Johnson, a charter member of the Hall of Fame, won 417 games and possessed a legendary fastball. During spring training in 1925, he was nearing the end of his career with the Washington Senators when they hired 15-year-old Lopez to catch batting practice.

``Johnson was very easy to catch,'' Lopez says. ``He had great control. He wasn't firing like he used to, but he was still very fast and had very good control. All you had to do was hold your mitt around the strike zone, and it'd be right there.''

The Senators paid Lopez $45 a week.

``I'd have done it for nothing,'' he says.

Call to glory

Lopez was catching for the Brooklyn Dodgers when Babe Ruth hit the home run that silenced baseball's champion hog-caller.

That title belonged to Pea Ridge Day, a mediocre pitcher from Pea Ridge, Ark., who delighted sportswriters with his hog call: ``Yip yip yeeee!'' One day in 1931, he took the mound in an exhibition game against the New York Yankees.

``The fans had been reading about him being a champion hog caller, so they all started calling, `Yip yip yeeee!''' Lopez says.

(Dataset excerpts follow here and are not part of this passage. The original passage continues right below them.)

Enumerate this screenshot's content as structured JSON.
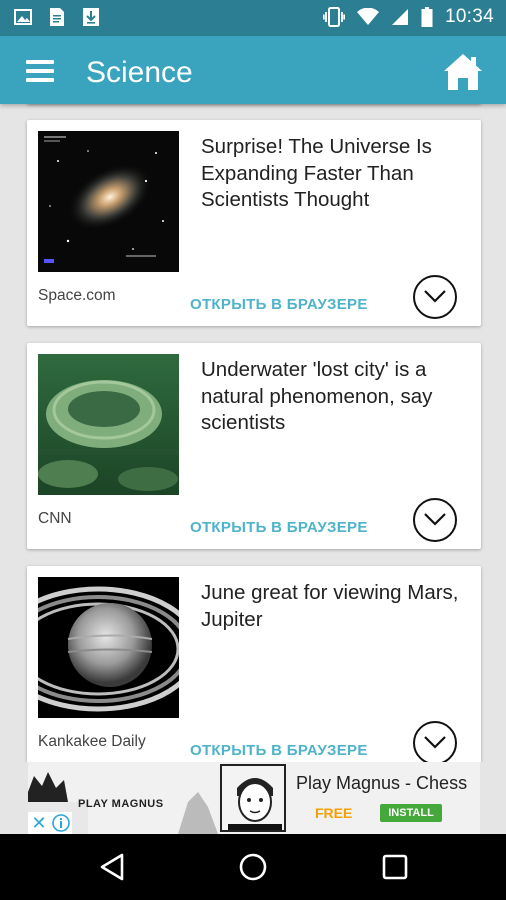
{
  "status_bar": {
    "time": "10:34",
    "left_icons": [
      "image-icon",
      "document-icon",
      "download-icon"
    ],
    "right_icons": [
      "vibrate-icon",
      "wifi-icon",
      "signal-icon",
      "battery-icon"
    ]
  },
  "app_bar": {
    "title": "Science",
    "menu_icon": "hamburger-menu-icon",
    "home_icon": "home-icon",
    "color": "#3aa3bd"
  },
  "articles": [
    {
      "title": "Surprise! The Universe Is Expanding Faster Than Scientists Thought",
      "source": "Space.com",
      "open_label": "ОТКРЫТЬ В БРАУЗЕРЕ",
      "thumb_icon": "galaxy-image"
    },
    {
      "title": "Underwater 'lost city' is a natural phenomenon, say scientists",
      "source": "CNN",
      "open_label": "ОТКРЫТЬ В БРАУЗЕРЕ",
      "thumb_icon": "underwater-formation-image"
    },
    {
      "title": "June great for viewing Mars, Jupiter",
      "source": "Kankakee Daily",
      "open_label": "ОТКРЫТЬ В БРАУЗЕРЕ",
      "thumb_icon": "saturn-image"
    }
  ],
  "ad": {
    "logo_text": "PLAY MAGNUS",
    "title": "Play Magnus - Chess",
    "price": "FREE",
    "install_label": "INSTALL",
    "close_icon": "close-icon",
    "info_icon": "info-icon"
  },
  "nav_bar": {
    "icons": [
      "back-icon",
      "home-circle-icon",
      "recents-icon"
    ]
  },
  "colors": {
    "status_bar": "#2c7f93",
    "accent": "#4fb3c9",
    "background": "#e5e5e5"
  }
}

``He strikes out the first hitter, puts his ball and glove down and lets out this call. He strikes out the next batter and does it again. Ruth was standing on deck, and he got a big kick out of it. He's laughing at this guy.

``Then he has Ruth with two strikes. It gets real quiet. The fans are hoping he'll strike out Ruth so he can yell again. On the third pitch, Ruth hits one a mile over the right-center field fence.

``Pea Ridge never did his hog call again.''

You're out of here

It's difficult to imagine Lopez making umpires mad when you meet this affable octogenarian. But he was ejected more times than he can remember.

``As a manager, you're going to argue,'' he says, ``because you think you're right.''

Even on the first day of spring training.

Lopez was managing the White Sox one year when they opened their exhibition schedule at Tampa's Al Lopez Field. In the first inning, according to Lopez, umpire John Stevens blew a call.

``I hollered, `John, are you going to start out the year like that? First play we have and you miss it. Are we going to have to put up with you all spring?'

``He said, `One more word out of you and you're gone.' I said, `You can't throw me out of this ballpark. This is my ballpark - Al Lopez Field.' He said, `Get out of here.'

``He threw me out of my own ballpark.''

A sad sight

Lou Gehrig was in a terrible slump during the spring of 1939 when he stepped to the plate.

``He said to me, `Al, you've caught behind me many a time. What do you think I'm doing wrong?''' Lopez says. ``He couldn't hit the ball out of the infield. I said, `Lou, it seems to me you have no snap in your swing.'

``He said, `That's how I feel. It's like I'm pushing the bat.'''

A few weeks later, Gehrig took himself out of the lineup, ending his record streak of 2,130 consecutive games. He was afflicted with amyotrophic lateral sclerosis, the disease that would kill him.